Organising care in this way gives the midwife some advantages in a large medical system, in that knowing the woman personally may give the midwife a new sense of authority in her role and understanding of her responsibilities. Knowing the woman personally motivates the midwife to ‘… challenge dogmas and routines because she can see how this affects the woman’ (Page 2004, p 15). There are other accounts and studies undertaken with midwives working in continuity of care models. The midwives consistently report feeling more valued than when they worked in routine and segmented models of care. In addition, because midwives have more control over how they work, and get a greater sense of achievement through accompanying women through their journey, they are less likely to experience burnout (McCourt et al. 2006, Sandall 1997, 1998).

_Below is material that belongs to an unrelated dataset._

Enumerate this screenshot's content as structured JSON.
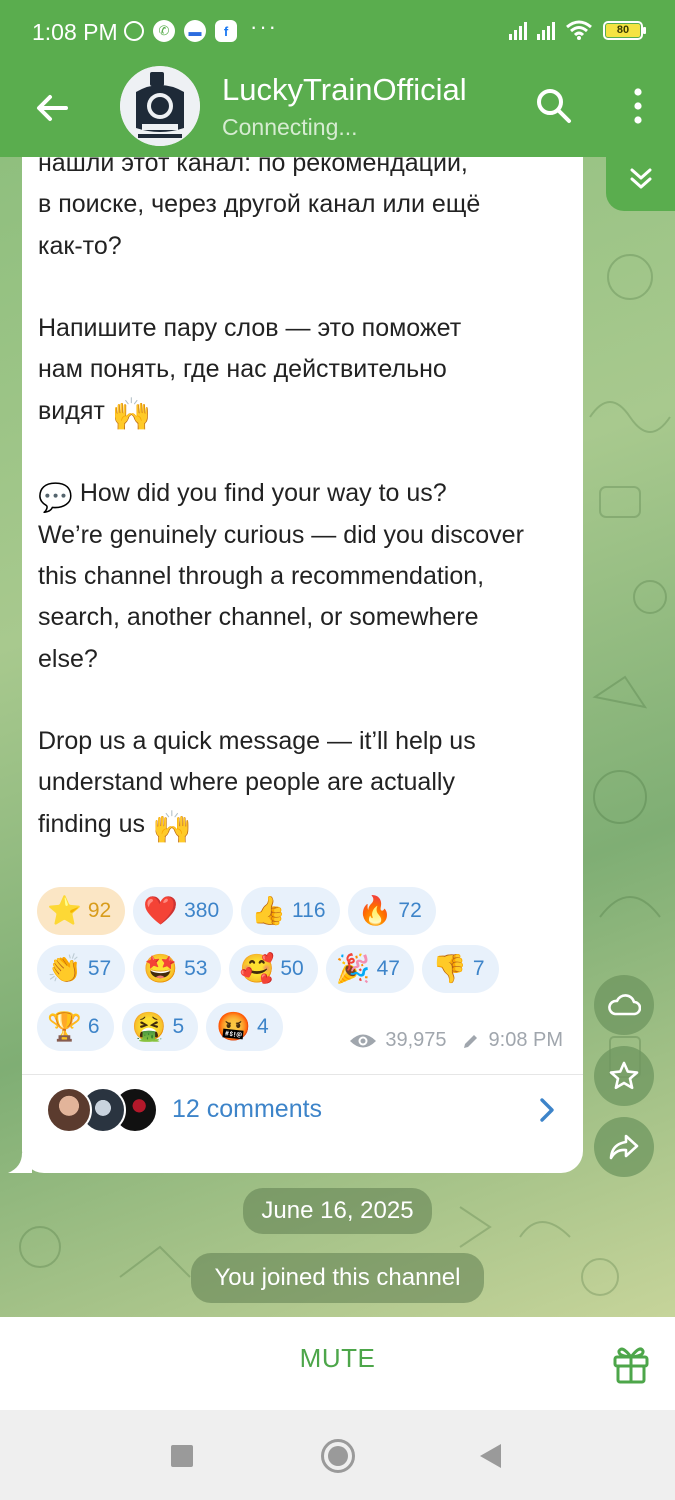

There is, however, a potential downside in that core midwives may feel less valued in relation to midwives working in the new model. The fanfare with which new models are usually introduced renders the continuity of care midwives as special and different. Naming the existing model of care as ‘routine’ or ‘fragmented’ casts it in a negative light and, by association, has a negative impact on midwives working in the ‘routine’ care system. This may leave the way open for resentment at having to ‘pick up the pieces’ when the woman requires more complex care management or the midwife needs to take a rest during a long labour and wants to hand over the woman to the core midwives for a time.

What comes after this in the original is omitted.